Made Adriningsih: Pejuang Pangan, Pejuang Pendidikan dari Desa Transmigran
|
Konawe Selatan, Villagerspost.com – Datang ke Konawe Selatan, Sulawesi Tenggara pada November 2011 silam, Made Adriningsih sebenarnya membawa harapan besar untuk bisa sejahtera, melalui program transmigrasi. Bayangan akan mendapatkan fasilitas rumah, lahan seluas 2 hektare, dan sebagainya, membuat tekad perempuan asal Bali itu, semakin kuat untuk menjadi transmigran.
Made ditempatkan di unit pemukiman transmigrasi (UPT) Arongo, Kecamatan Landono, Konawe Selatan. Dalam perjanjian, seharusnya, Made dan keluarga mendapatkan lahan berupa lahan pekarangan seluas 0,25 hektare (2.500 meter persegi), lahan usaha 1 seluas 0,75 hektare (7.500 meter persegi), dan lahan 2 seluas 1 hektare (10 ribu meter persegi). Sayangnya, bayangan tersebut ternyata tak seindah kenyataannya.
Setibanya di lokasi, warga transmigran yang berasal dari Jawa Timur, Jawa Tengah dan Jawa Barat itu, justru hanya mendapatkan lahan seluas 1 hektare saja, alias setengah dari yang dijanjikan. Itupun, statusnya belum pasti karena tanah tersebut hingga kini belum bersertifikat. Setahun ditempatkan di UPT Arongo, tepatnya tahun 2012, warga transmigrasi juga dikagetkan dengan adanya klaim atas tanah mereka oleh perusahaan sawit PT Merbau Jaya Indah Raya Group.
Akibatnya lahan seluas 0,25 hektare dari lahan seluas 1 hektare yang baru diterima warga transmigran terancam berpindah tangan ke pihak perusahaan. Konflik lahan yang kemudian menjadi masalah menahun ini, yang kemudian mengubah kehidupan Made dan kaum perempuan transmigran di UPT Arongo pada umumnya.
Made bercerita, akibat konflik tersebut, kebanyakan transmigran kesulitan untuk mendapatkan penghidupan yang layak dari bertani.

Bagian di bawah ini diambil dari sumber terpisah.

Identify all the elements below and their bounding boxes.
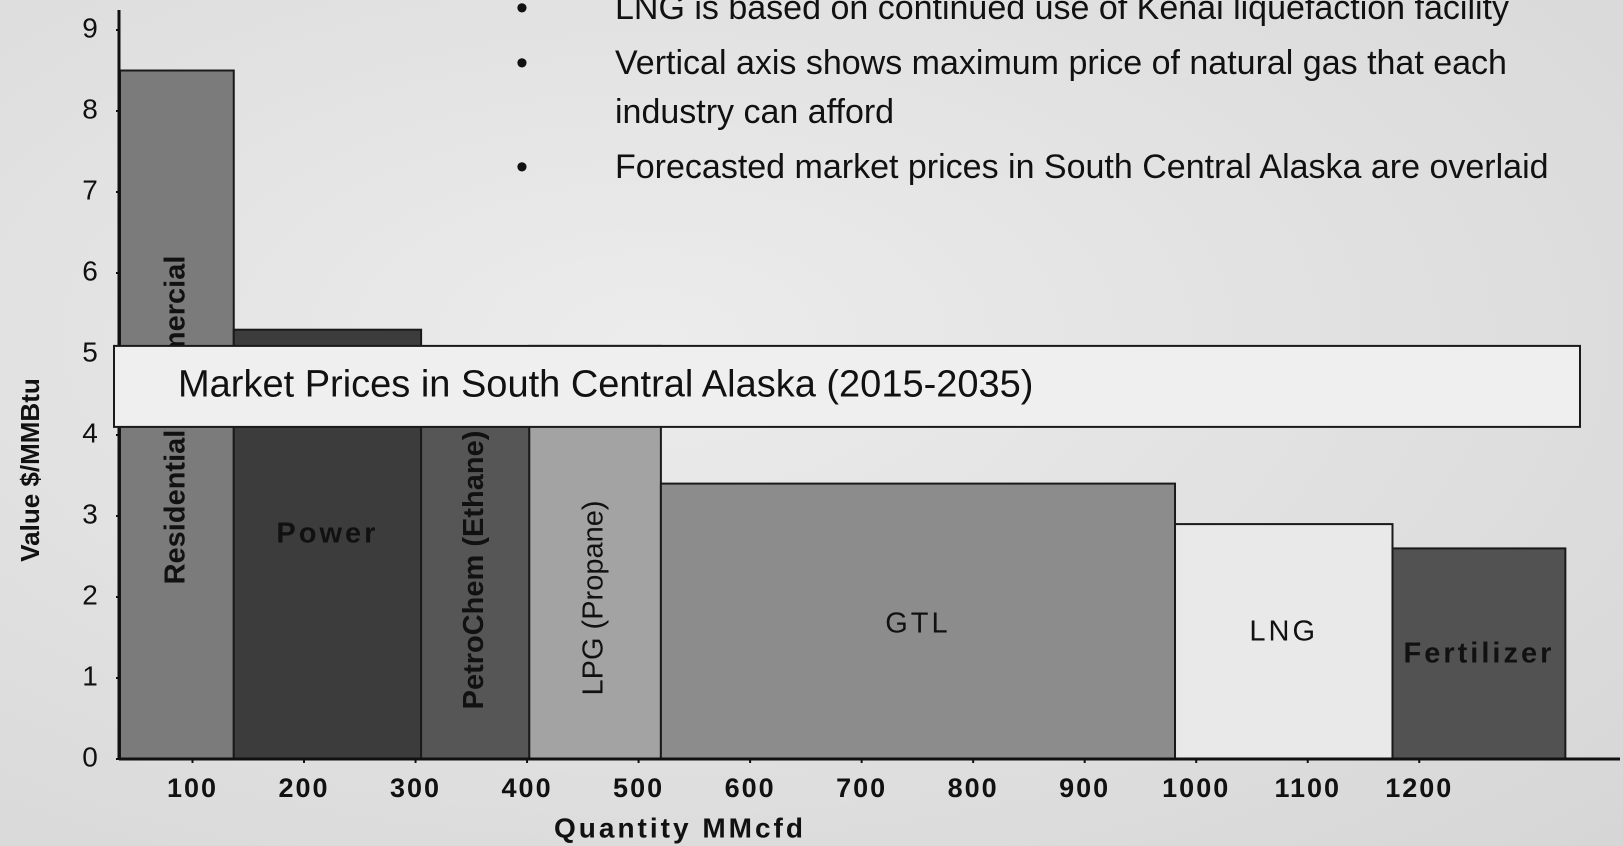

Akibatnya, banyak dari kaum lelaki yang seharusnya bekerja di ladang dan kebun, terpaksa bekerja ke kota menjadi buruh untuk mencukupi kebutuhan hidup sehari-hari keluarga mereka.
“Karena kaum lelaki bekerja ke kota, maka kaum ibu akhirnya ikut turun membantu ekonomi keluarga dengan mengolah kebun,” kata Made, kepada Villagerspost.com yang berkunjung ke kawasan UPT Arango, Senin (3/12) lalu.

Pada lahan-lahan yang tersisa seluas 7500 meter persegi itulah, Made dan kebanyakan kaum ibu di UPT Arongo, membudidayakan berbagai tanaman seperti nanas, merica, mengkudu, serai, dan sebagainya. Made bersama ibu-ibu UPT Arongo juga mengembangkan kebun pepaya, pisang, kelapa, pala, rambutan dan kayu putih. Untuk jenis sayuran, mereka mengembangkan sayur mayur dan cabai, dengan sistem tumpang sari.
“Ini yang bisa kami lakukan, membantu ekonomi keluarga, kami kan juga harus memikirkan anak-anak, soal gizi, kesehatan, kebutuhan sehari-hari, pakaian sekolah, sepatu, tas dan sebagainya,” kata perempuan kelahiran 4 Mei 1979 ini.
Made, yang juga seorang sarjana pendidikan ini, kemudian menghimpun kaum ibu di UPT Arongo membentuk sebuah unit usaha pengolahan makanan dari hasil pertanian yang diberi nama UKM Mawar 71. Selain bercocok tanam, melalui UKM Mawar 71, Made dan umumnya kaum ibu di UPT Arongo, memproduksi berbagai macam makanan olahan.
Di antaranya adalah, keripik ubi, keripik pisang, stik ubi kayu, selai nanas, dodol nanas. “Jadi di sini memang penghasil nanas, kemudian hasilnya kita jual, selebihnya kita olah menjadi selai nanas, dan dodol nanas,” jelas perempuan, kelahiran Buleleng, Bali itu.
Selain itu, kaum ibu di UPT Arongo, di bawah pimpinan Made juga berinovasi dengan membuat produk kopi mengkudu. “Kopi ini dari buah mengkudu yang dikeringkan, kemudian disangrai, dan digerus hingga menjadi bubuk seperti bubuk kopi, khasiatnya ini untuk kesehatan,” ujarnya.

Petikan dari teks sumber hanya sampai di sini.